Digital Humanities 2012 was, one of the best conferences which we have attended in 2012. Organizers managed to gather more than 500 attendes from all around the world. Conference was held at the University of Hamburg, which is a really great venue to host more than 200 sessions (5 parallel tracks of the main conference plus various workshops and tutorials) during the 5 days starting from Monday 16 of July.

As a summary of the conference we would like to bring your attention to a few very interesting projects and tools which were presented there. If you are interested in getting more information about them, you may check conference website, because all the lectures were filmed and videos are available online for free.
First project on our list, a “Programming historian 2” it is an effort which aims at creation of a second edition of a textbook which shows how programming tools like Python can be used by digital historians in their research. It sounds like a very ambitious and interesting task. Project is a collaborative effort, it consists of lessons which lasts from 30-60 minutes and tries to show what and how can be done using modern programming tools.
One of the most interesting project from user interface point of view was Neatline. It is a set of plugins for Omeka digital library framework. Neatline allows to creae a visually rich presentations of e.g. helps users to tell a story using timeline and map (example exhibitions about Battle of Chancellorsville). Tool itself is very nicely done, apart from normal fully-fledged version it’s also mobile ready – really worth trying out.

Next interesting project that was introduced at the conference was Pelagios. The name of project stand for ‘Pelagios: Enable Linked Ancient Geodata In Open Systems’. It is a collection of online ancient world projects (ie. Google Ancient Places, LUCERO and many others) used to find information about ancient places and visualize it in meaningful way. To achieve this purpose they use common RDF model to represent places reference and align all place references to the Pleiades Ancient World Gazetteer. As authors says project now focuses on ancient world, but it is only first step on building Geospatial Semantic Web for Humanities.

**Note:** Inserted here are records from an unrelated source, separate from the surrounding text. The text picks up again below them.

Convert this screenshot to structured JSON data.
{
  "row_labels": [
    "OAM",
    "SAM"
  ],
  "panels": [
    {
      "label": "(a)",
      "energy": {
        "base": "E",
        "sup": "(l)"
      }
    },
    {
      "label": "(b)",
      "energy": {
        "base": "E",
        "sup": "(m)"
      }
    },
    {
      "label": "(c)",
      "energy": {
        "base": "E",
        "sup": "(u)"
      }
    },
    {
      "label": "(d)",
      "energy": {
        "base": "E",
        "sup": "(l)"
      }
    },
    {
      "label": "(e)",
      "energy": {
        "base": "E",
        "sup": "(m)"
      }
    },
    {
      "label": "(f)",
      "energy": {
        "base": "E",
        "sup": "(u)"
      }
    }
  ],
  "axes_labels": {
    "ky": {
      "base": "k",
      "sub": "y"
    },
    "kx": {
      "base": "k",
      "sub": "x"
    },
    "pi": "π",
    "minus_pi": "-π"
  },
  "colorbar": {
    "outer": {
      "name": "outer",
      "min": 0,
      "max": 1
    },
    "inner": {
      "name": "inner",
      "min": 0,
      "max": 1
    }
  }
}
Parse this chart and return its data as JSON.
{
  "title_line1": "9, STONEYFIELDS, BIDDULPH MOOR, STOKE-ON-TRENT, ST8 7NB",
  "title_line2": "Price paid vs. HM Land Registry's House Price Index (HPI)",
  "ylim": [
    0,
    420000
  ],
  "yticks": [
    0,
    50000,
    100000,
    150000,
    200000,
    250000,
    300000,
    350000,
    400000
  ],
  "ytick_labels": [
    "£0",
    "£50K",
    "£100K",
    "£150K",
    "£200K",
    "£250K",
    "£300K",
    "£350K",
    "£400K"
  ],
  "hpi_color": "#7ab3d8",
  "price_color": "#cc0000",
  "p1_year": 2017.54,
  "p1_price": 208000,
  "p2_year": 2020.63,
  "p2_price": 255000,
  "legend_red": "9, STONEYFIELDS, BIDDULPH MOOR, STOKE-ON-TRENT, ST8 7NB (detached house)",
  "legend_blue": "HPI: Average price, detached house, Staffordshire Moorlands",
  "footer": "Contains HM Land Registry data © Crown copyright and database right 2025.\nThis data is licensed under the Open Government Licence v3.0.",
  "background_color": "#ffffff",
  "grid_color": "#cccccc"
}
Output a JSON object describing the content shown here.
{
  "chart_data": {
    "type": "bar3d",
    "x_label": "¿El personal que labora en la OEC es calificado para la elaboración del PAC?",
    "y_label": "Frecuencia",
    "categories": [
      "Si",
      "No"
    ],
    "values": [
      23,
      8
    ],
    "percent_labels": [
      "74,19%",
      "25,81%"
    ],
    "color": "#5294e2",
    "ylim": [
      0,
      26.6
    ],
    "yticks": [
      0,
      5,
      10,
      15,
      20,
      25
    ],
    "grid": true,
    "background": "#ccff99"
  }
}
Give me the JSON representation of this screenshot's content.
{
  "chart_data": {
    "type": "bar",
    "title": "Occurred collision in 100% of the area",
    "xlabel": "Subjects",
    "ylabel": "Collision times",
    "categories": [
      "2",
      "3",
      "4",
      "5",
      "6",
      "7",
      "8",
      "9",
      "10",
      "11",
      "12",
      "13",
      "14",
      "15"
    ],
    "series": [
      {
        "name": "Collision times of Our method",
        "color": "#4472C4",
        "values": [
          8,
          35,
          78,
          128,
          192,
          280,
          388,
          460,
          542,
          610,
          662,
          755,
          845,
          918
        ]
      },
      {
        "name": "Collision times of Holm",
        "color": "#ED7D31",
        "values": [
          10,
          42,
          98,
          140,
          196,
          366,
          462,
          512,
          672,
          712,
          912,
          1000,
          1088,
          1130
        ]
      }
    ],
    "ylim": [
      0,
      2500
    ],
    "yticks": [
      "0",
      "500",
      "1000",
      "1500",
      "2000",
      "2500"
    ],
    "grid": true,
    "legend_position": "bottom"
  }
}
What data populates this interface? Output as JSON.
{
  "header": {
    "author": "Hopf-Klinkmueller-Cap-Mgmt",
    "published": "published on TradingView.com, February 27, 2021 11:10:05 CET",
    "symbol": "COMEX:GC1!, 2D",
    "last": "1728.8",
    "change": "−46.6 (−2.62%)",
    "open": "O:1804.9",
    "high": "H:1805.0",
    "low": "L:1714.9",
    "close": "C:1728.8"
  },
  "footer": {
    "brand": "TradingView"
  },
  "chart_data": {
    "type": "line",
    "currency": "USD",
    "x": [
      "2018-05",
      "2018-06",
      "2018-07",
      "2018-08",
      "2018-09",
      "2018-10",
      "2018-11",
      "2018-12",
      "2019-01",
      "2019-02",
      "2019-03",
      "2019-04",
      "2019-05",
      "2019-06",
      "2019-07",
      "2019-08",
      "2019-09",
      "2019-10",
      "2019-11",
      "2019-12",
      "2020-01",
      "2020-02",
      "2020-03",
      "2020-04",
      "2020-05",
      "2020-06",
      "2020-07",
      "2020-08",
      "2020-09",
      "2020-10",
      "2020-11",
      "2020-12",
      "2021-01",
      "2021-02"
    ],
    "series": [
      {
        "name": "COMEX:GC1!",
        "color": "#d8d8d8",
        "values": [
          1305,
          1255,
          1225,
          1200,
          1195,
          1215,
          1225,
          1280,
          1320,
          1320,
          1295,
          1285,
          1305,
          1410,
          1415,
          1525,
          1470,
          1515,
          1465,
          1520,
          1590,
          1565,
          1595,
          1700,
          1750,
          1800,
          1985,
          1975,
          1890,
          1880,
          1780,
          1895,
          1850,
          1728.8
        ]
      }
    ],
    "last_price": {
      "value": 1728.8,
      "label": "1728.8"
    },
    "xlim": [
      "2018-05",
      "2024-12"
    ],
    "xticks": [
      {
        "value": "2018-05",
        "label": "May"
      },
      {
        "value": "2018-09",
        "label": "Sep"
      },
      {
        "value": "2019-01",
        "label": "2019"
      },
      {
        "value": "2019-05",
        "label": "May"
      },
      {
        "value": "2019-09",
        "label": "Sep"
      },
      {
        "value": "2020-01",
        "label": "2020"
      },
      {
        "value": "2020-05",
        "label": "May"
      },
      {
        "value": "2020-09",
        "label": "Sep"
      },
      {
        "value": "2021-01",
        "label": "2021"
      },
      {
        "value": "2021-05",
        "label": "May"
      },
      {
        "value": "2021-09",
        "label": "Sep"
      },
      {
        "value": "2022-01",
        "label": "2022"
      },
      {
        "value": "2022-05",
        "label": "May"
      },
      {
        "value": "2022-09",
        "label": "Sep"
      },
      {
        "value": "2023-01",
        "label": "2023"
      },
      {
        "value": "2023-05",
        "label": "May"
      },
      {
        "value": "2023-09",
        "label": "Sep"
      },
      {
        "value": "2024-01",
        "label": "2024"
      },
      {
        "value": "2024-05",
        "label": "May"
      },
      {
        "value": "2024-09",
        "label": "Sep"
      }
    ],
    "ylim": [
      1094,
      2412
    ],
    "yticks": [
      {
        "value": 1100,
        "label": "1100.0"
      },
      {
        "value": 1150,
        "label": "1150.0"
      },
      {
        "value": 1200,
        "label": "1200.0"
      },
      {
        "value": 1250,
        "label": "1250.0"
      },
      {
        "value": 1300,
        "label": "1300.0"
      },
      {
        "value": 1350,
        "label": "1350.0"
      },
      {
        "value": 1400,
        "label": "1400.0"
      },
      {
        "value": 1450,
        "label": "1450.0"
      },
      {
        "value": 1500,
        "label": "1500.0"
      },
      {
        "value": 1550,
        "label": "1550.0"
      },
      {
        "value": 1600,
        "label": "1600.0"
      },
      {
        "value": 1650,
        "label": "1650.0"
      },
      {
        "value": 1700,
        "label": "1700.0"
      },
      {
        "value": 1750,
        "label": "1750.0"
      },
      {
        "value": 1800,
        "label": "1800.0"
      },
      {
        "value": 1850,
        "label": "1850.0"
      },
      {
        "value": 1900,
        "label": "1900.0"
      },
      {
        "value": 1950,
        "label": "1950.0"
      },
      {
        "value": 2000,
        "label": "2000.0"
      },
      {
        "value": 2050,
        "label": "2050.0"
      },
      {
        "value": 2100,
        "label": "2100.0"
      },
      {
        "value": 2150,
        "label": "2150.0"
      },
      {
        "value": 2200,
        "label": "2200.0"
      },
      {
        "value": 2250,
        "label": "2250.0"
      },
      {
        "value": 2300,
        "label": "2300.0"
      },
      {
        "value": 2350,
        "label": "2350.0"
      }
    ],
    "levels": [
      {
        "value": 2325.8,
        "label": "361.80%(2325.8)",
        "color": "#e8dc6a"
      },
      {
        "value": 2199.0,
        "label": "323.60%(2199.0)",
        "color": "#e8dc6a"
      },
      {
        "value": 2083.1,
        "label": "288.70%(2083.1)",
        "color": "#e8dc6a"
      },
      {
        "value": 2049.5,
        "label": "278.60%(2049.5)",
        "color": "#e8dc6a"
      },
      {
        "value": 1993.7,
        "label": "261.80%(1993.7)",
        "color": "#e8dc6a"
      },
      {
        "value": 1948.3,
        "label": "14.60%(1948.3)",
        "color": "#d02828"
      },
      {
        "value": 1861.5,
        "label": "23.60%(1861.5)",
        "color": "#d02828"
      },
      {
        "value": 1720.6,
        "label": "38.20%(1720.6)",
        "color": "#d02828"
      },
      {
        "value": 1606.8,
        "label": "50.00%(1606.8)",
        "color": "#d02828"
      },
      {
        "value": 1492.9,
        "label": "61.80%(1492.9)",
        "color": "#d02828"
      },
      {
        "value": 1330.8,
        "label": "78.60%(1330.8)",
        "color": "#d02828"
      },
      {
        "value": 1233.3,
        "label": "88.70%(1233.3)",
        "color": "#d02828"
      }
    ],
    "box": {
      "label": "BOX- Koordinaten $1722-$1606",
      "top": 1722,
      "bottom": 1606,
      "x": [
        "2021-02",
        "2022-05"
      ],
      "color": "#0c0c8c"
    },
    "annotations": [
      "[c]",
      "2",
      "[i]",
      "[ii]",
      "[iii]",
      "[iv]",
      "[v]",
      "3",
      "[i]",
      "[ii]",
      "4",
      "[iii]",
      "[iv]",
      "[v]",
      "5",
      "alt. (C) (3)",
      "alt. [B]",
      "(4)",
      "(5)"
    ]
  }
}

Among many other interesting things project named “Visualizing the History of English” introduced by Alexander Marc was one of the best project at the conference. Alexander Marc presented method to visualize English vocabulary by treemap chart from different time periods. For this purpose uses huge database of the Historical Thesaurus of English (793 747 entries within 236 346 categories). I truly recommend to have a look at the video from this presentation.
There was also few very exciting projects related to different aspects of history and geography. One of the best example was The MayaArch3D Project that combines art history, archeology with GIS, virtual reality for teaching and research on ancient architecture. The current prototype is a virtual searchable repository of Maya city located in Copan of western Honduras. One of the purpose of this paper is to analyse the visual and spatial relationships between built forms and landscape elements. Project was developed in Unity3D game engine in combination with PHP and PostgreSQL.
QueryArch3D Demo Film from Jennifer von Schwerin on Vimeo.
This is of course not all, below you can find a list of a few interesting tools, named in various presentations during the conference:
- Stanford NLP group publishes results of work of NLP group from Stanford University. Website offers access to multiple tools which can be used for Natural Language Processing.
- Apache Open NLP a machine learning based toolkit for the processing of natural language text.
- Alchemy API – it helps to transform text info knowledge. Alchemy is a cloud-based text mining platform providing semantic tagging to over 18,000 developers. AlchemyAPI provides the most comprehensive set of natural language processing capabilities of any text mining platform, including: named entity extraction, author extraction, web page cleaning, language detection, keyword extraction, quotations extraction, intent mining, and topic categorization.
- A few presentations during the DH named Open Calais an semantic enrichment API powered by Thomson Reuters. Now in 4.6 version, a very interesting project available since quite a while, nice to see that it is widely used.
- D3.js – Data-Driven Documents is a very nice JavaScript library for manipulating documents based on data. It helps to bring data to life.
- OKF annotator, developed by Open Knowledge Foundation allows to annotate virtually any resource on the web.
- GeoStoryteller is one of the tools used during the German Traces NYC project. It is an educational tool that allows you to create stories about physical places. Users can take a walking tour and engage with the GeoStories you have created using their mobile phone.
Last but not least links to two interesting documents Research Infrastructure in the Digital Humanities (from European Science Foundation) and an inventory of FLOSS dig_hum tools.